Room to Roam. One of the best ways to reduce boredom is to provide turnout time in a safe, dry area where your horse can run, buck or roll to relieve stress. Other ways to help engage your horse's mind and relieve stress might include:

  • Buy a kick toy like the ball above, or a large arena ball, such as the ones used to play horse soccer
  • Enlist the help of a trainer to improve your horse's ground training or other skills - having a scheduled time can help motivate us to move more
  • Keep things fresh by not practicing the same exercises over and over
  • Hang or include toys in your horse's living quarters like a jolly ball with a rope that he can carry around or twirl. Or maybe a plastic jug 'noise maker' filled with small rocks, arena cones, soccer balls, lightweight barrels or anything else your horse will engage with and find interesting and 'fun'
  • Check catalogs, the internet or YouTube for innovative toys to make or buy
  • Teach your horse tricks. There are lots of good books available for training tricks

Companionship. If there is one thing herd animals loathe, it is being alone. Simulating a comforting sense of herd can keep confinement time calmer. Some ideas to help achieve this are:

  • Redo solid stall walls or doors so that horses can see each other, or at least stick their heads out and check out the goings on in their environment
  • Turn their stall into a "room with a view" by utilizing french doors or stall guards to the outside, which will also help with barn ventilation
  • Companions such as goats can help provide a sense of herd, plus they can keep horses entertained with their playful antics
  • Mirror-mirror? Install a horse-safe mirror positioned so that your horse can see himself and preen, or can see others
  • Keep a radio turned on when horses have to be locked inside

Feed the senses. Feeling safe and relaxed is a step toward a tranquil soul. Below are some tactile and calming ideas for you and your horse. Many of these items or services would make wonderful holiday gifts for that special horse, or horse-owner friend in your life that you appreciate and rely upon.
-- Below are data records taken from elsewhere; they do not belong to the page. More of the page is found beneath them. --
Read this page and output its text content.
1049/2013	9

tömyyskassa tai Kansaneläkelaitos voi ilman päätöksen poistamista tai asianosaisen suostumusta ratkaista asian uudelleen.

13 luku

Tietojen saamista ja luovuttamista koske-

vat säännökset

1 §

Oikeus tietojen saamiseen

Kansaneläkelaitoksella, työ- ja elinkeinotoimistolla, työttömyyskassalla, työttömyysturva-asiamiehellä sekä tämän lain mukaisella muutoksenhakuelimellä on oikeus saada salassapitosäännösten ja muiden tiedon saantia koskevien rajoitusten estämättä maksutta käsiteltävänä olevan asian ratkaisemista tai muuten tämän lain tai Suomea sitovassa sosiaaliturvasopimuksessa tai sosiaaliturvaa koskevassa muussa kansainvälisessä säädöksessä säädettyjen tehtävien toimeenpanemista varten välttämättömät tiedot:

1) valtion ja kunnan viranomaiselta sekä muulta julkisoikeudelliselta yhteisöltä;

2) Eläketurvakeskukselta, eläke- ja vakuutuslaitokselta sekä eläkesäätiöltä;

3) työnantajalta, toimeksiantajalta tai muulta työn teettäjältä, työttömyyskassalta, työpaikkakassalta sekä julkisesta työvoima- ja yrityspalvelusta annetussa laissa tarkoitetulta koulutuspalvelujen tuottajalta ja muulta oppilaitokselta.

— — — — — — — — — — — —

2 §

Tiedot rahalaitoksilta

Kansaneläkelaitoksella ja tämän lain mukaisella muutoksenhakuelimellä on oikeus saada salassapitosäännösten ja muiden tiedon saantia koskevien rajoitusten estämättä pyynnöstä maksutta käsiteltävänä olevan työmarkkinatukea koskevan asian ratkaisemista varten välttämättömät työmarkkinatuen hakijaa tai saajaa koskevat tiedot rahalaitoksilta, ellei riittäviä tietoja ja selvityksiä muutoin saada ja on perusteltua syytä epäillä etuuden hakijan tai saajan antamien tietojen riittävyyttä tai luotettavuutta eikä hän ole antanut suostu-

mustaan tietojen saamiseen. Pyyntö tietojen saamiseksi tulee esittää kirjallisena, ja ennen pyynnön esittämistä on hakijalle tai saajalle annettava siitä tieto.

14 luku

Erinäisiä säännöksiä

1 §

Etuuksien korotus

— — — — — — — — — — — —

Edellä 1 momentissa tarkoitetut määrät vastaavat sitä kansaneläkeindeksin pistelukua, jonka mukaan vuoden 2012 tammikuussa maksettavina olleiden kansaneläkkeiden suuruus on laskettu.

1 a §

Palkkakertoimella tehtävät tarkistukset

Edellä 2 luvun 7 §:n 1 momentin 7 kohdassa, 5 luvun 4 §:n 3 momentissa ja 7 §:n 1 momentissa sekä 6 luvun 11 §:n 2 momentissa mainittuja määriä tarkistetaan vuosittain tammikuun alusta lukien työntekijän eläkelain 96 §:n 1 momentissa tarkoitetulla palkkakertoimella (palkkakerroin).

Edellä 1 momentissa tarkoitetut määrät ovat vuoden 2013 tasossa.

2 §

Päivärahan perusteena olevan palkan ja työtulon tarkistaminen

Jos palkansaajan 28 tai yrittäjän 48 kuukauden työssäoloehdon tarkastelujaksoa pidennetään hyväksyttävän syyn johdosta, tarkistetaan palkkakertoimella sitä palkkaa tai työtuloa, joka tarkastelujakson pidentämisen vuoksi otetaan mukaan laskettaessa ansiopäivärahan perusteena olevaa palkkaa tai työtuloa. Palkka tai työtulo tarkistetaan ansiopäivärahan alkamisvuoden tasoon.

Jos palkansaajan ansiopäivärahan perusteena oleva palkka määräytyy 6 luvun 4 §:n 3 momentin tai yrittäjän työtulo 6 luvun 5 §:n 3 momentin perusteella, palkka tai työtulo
  • Try a horse massage. Seeing a horse hypnotized by a good massage is not only rewarding, but relieves the stress of tight, cold or sore muscles that can develop from too much standing around
  • Heat packs increase circulation and work well for the same reasons as massage - search for different types and beneficial ways to apply them
  • Spend time grooming. This can help a horse psychologically as well as physiologically by lowering heart rate - and you otherwise might not notice new cuts, bumps or scratches and attend to them promptly. Grooming also keeps the coat clean and fluffy, enabling it to better insulate your horse
  • Dream. Make plans for training, riding schedules, competitions, projects, vacations, or whatever it is you truly want to accomplish with your horse in the coming year

Happy Solstice, from all of us at Horses for Clean Water!